Single by Zero Assoluto

from the album Appena prima di partire
- Released: 30 June 2006
- Recorded: 2006
- Genre: Pop
- Length: 3:00
- Label: Baraonda Srl

Zero Assoluto singles chronology
| "Svegliarsi la mattina" (2006) | "Sei parte di me" (2006) | "Appena prima di partire" (2007) |

= Sei parte di me =

"Sei parte di me" is a song by pop duo Zero Assoluto. It was released on 30 June 2006 as the third single from their second studio album Appena prima di partire.

"Sei parte di me" is one of Zero Assoluto's most successful singles. It peaked at number one on the singles chart and was certified Gold in Italy, becoming the second most selling song of the year, after "Svegliarsi la mattina", their previous single.

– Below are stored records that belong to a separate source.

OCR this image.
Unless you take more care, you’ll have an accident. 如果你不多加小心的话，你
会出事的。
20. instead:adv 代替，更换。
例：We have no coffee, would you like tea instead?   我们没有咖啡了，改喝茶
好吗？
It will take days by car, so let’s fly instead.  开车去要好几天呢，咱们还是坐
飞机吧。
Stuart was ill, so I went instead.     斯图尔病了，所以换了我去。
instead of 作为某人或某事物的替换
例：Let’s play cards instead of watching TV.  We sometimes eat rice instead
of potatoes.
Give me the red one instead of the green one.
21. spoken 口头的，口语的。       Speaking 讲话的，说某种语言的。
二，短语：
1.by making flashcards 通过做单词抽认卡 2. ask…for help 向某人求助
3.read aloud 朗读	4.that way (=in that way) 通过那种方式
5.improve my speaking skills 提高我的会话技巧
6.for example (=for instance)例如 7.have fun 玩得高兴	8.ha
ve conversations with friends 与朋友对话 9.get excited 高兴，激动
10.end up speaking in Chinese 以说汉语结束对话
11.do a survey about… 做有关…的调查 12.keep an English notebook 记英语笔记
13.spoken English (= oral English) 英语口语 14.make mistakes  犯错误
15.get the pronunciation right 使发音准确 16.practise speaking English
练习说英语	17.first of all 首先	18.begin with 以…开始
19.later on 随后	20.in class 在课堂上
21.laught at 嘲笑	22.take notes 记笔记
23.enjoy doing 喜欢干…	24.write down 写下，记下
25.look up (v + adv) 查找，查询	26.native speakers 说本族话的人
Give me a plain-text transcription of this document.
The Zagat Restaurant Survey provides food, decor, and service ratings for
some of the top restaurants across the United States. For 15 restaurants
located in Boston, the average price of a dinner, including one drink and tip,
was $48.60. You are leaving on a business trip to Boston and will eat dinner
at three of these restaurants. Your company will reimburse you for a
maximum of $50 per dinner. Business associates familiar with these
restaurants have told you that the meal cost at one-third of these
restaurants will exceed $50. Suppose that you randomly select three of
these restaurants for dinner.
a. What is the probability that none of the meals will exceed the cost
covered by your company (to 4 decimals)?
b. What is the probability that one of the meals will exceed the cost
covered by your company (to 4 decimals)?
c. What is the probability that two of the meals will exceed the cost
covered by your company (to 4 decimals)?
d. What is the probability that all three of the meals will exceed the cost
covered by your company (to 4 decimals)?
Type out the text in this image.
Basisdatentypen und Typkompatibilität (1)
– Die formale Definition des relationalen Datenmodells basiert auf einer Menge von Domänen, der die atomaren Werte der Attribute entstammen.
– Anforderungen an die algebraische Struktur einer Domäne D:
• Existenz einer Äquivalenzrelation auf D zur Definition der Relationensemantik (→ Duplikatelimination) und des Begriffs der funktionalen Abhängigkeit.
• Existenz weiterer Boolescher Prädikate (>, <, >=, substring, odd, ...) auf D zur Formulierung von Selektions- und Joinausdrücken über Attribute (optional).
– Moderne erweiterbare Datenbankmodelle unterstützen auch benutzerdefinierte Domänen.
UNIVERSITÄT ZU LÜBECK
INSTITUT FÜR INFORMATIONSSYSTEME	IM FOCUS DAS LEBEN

The group performed the song at the 2006 edition of Festivalbar, and won the award for "Revelation of the Year".

==Music video==
The music video for "Sei parte di me" was shot in San Quirico d'Orcia, in the province of Siena, and it was directed by Cosimo Alemà.

==Charts==

Weekly chart performance for "Sei parte di me"
| Chart (2006) | Peak position |
|---|---|
| Italy (FIMI) | 1 |

== Certifications ==

| Region | Certification | Certified units/sales |
| Italy (FIMI) | Gold | 10,000^{*} |
^{*} Sales figures based on certification alone.